The customers of Økosjokolade consist mainly of people who want to know as far as possible what they are eating, consisting of ingredients which have been grown without using pesticides and modified as little as possible, possibility to select their own sweeteners and that the producers have been paid pay fairly for their work.

The products of Økosjokolade include, among other things, the following:
cocoa butter,  which is extracted by compressing cocoa beans  and cocoa powder, which is made by  grinding beans after they have been compressed.
– sweeteners like agave syrup and yacón syrup. nut butter of cashew, pecan, almond   and others.
– nuts and dried fruit like dates, walnuts, raisins and many others.
– moulds for chocolate and confectionery.

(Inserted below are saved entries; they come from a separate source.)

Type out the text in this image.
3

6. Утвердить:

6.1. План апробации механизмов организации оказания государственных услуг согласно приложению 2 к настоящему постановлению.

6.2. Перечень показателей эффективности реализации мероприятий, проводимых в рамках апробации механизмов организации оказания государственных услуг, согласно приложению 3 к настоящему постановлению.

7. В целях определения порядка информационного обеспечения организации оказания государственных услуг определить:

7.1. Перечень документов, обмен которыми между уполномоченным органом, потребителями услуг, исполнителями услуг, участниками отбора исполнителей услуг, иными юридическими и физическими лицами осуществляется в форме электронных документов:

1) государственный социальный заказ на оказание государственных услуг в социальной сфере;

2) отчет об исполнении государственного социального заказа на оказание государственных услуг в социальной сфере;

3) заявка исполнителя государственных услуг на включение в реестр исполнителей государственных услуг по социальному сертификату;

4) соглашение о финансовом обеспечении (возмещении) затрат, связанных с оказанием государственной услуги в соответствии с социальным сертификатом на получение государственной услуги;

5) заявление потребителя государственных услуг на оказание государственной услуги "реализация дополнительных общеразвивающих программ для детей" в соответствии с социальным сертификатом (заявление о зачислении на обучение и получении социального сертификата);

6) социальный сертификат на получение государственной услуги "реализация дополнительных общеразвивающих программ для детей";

In short, they sell everything to make your chocolate whatever your taste and preferences.

After the introduction, we formed teams of 2 and 3, finding a recipe at each workplace. First, we should weigh exact amounts of chocolate powder and chocolate butter on a digital scales. We put both in a glass bowl and we poured hot water in another bowl, then putting the first bowl into the first one, letting the hot water melt the cocoa and stirring carefully until everything had been turned into chocolate liquor. After having poured the liquor into a mould, we  grated the peel of an orange over the chocolate liquor, giving its surface orange spots and putting it in a freezer in the end.

During the break, we were shown how to make chocolate balls rolled in liquorice, which we were immediately served.

After about one hour we took them out again. Since we had made so much, we could taste the chocolates of the other participants. Some of the chocolates contained various mixtures of nuts, while other ones contained dried fruits and berries.  A real treat! The best of all was that we had made so much chocolate that we could bring samples of all the chocolates back home.